C++, Object Orientation and Alan Kay

I seem to have a recurring conversation these days about C++, and how badly designed it is. Despite knowing the language quite well I cannot defend it, I’ve been programming long enough to have used pre-template compilers and to remember when compilers went through the “C with objects” phase. However any programmer might feel about the language it is damming is that is has never really supplanted C as a replacement language. New C projects are still being started despite it’s lack of OO. Many a major project is still being written in C. One recent thread on git got quite heated. It is interesting to note that the person that Linus is arguing with is trying to port git to Windows. Much development on the windows ends up using proprietary APIs and it can be easy to write sloppy code. It is quite possible to create programs that will not link correctly. I don’t understand why some developers defend the platform when the APIs are in such a mess.
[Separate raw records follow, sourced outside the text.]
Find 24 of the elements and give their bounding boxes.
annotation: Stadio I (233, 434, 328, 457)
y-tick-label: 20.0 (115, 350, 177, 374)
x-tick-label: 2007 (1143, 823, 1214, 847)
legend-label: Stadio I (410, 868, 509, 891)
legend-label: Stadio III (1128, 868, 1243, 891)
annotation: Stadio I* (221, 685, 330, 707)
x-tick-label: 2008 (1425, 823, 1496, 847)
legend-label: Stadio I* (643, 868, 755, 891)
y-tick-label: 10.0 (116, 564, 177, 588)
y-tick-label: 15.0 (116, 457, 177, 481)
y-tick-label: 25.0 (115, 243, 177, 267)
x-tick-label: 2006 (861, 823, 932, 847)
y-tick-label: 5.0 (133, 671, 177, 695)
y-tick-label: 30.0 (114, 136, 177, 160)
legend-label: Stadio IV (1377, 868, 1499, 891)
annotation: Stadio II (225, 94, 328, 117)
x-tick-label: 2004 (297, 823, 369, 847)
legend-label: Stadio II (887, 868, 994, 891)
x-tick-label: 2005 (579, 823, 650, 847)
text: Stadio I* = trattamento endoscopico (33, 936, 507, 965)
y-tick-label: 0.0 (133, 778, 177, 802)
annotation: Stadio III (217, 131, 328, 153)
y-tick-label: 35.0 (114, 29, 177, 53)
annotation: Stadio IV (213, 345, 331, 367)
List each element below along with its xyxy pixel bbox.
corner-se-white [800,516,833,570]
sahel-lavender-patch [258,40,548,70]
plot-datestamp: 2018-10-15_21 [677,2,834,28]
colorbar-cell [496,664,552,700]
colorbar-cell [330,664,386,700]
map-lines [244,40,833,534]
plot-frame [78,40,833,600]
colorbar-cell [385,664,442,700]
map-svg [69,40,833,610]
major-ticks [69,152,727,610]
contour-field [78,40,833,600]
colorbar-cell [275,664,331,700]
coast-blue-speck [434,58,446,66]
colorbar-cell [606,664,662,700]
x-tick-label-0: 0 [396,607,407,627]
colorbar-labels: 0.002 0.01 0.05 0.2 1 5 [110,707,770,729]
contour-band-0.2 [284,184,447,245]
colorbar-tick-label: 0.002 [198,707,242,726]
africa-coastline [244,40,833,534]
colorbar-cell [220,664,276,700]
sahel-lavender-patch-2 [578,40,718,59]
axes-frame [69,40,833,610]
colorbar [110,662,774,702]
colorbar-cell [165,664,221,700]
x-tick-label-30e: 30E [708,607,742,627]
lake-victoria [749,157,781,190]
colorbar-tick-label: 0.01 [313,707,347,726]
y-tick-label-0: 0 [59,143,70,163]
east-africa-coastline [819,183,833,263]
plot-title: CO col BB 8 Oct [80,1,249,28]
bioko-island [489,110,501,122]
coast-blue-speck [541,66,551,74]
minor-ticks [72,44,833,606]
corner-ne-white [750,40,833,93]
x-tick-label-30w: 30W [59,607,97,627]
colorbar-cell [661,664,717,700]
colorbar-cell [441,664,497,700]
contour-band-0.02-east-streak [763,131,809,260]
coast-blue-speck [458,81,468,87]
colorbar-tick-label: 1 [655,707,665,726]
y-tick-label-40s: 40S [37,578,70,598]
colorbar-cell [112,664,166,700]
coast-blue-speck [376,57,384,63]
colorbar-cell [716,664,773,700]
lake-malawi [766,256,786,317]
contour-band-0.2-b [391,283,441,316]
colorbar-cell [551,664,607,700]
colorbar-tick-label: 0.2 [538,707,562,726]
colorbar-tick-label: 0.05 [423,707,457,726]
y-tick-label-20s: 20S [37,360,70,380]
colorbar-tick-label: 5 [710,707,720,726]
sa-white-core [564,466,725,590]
That is besides the layers of libraries on-top of Win32 that bloat out your program.
It reminded me of a talk that Alan Kay— one of the inventors of Smalltalk at Xerox Parc— gave some years ago at OOPSLA’97 when everyone was claiming to be OO and objects were everywhere (that I’d watched years later):


It is interesting to see what is being done out in the world under the name Object-Oriented... I have been shown some very very strange looking pieces of code over the years, by various people, including people in universities, that they have said is OO code written in an OO. I made up the term Object-Orientated, and I can tell you, I didn't have C++ in mind.
— 10:00

I find his talk a little painful now; he seems to dislike much about the state of the software industry in the late-1990s. One clear message is that the language is a tool, if you are going to have advanced features in a language they should make the programmer’s job easier to translate their design into code, not add additional constraints that can cause the program to fail. Given this it is easy to understand the disdain for C++:

Part of the message of Object-Oriented Programming is that as complexity starts becoming more and more important architecture is always going to dominate material
-- 16:45

Since this time, Object-Orientated patterns and other advances in OO have improved programming. I wonder what Alan would make of the industry now.